Crude percentages of suitable empirical antibiotic treatments were 94%, 97%, and 65% for GNR, GPC, and Candida infections, respectively. The percentages of suitable antibiotic treatment usage for resistant pathogens were 60% and 55% for VRE and CRE, respectively. Acinetobacter had the least percent of suitable empirical antimicrobial therapy (65%) among non-resistant GNRs.
For Candida species, in 102 individuals who received inappropriate empirical antimicrobial therapy, the proportion who did not receive empirical antifungal therapy was 92%. Compared with unsuitable empirical antibiotic treatment, the receipt of suitable empirical antibiotic treatment was related to lesser in-hospital mortality risks for GNR, GPC, and Candida groups, with aOR (adjusted odds ratio) values of 0.5, 0.6, and 0.5, respectively.

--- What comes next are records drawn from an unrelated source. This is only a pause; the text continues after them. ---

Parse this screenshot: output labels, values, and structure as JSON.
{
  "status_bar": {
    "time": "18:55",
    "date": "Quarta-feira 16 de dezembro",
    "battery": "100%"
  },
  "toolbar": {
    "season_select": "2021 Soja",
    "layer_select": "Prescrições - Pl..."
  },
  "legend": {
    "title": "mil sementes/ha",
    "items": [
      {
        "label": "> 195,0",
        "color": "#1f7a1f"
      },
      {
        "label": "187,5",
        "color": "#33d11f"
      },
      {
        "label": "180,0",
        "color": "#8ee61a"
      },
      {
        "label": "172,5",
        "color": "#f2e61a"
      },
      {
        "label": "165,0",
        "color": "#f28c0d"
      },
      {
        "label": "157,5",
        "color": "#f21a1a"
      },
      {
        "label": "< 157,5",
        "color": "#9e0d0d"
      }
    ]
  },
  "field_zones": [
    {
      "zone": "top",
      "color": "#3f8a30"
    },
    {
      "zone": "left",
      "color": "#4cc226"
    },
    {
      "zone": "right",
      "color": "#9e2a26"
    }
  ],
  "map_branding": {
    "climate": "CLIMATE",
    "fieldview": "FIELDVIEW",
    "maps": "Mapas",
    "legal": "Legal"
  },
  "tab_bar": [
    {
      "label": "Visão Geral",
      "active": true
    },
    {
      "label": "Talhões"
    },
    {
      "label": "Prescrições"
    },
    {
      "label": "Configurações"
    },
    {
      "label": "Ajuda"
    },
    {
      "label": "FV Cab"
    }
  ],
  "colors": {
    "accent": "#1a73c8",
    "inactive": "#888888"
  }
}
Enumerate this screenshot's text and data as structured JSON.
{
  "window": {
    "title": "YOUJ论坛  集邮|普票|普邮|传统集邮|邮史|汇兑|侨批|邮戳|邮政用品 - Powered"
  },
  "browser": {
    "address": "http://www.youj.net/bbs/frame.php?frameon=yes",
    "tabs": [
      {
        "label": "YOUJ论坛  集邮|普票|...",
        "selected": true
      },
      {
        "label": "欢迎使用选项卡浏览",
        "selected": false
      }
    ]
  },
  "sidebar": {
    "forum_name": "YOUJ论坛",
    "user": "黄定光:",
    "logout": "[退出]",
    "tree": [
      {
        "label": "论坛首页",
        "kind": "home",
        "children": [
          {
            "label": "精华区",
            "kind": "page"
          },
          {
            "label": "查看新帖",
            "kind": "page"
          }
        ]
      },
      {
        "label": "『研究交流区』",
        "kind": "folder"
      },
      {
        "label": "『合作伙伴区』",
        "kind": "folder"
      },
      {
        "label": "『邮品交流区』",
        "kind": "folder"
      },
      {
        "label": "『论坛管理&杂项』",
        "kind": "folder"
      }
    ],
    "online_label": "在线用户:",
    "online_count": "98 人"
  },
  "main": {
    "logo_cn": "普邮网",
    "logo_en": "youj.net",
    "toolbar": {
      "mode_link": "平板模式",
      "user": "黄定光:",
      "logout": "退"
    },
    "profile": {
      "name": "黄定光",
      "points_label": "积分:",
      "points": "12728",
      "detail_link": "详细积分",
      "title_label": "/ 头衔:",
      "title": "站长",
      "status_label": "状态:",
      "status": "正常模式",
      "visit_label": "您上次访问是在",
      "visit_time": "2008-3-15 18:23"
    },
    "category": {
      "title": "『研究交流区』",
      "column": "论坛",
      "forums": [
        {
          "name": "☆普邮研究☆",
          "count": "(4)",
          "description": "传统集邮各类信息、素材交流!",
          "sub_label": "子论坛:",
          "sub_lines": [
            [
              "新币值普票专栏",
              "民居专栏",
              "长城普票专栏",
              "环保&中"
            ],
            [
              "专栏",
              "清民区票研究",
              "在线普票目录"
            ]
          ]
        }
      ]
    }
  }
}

Similar results were obtained in the sensitivity analyses after excluding disease severity covariates, with aOR values of 0.5, 0.7, and 0.4 for the GNR, GPC, and Candida species, respectively. In the sensitivity analysis by pathogen type, the in-hospital mortality risks associated with suitable empirical therapy were lower for individuals infected with Escherichia coli, Klebsiella, CTX-RO, S. aureus, MRSA, and Enterococcus, with aOR values of 0.6, 0.5, 0.6, 0.4, 0.5, and 0.5, respectively.
Overall, the study findings showed that among patients hospitalized with BSIs, the receipt of suitable empirical antimicrobial treatment was related to lesser in-hospital deaths. It is essential for clinical professionals to carefully select empirical antimicrobials for improving outcomes among BSI patients.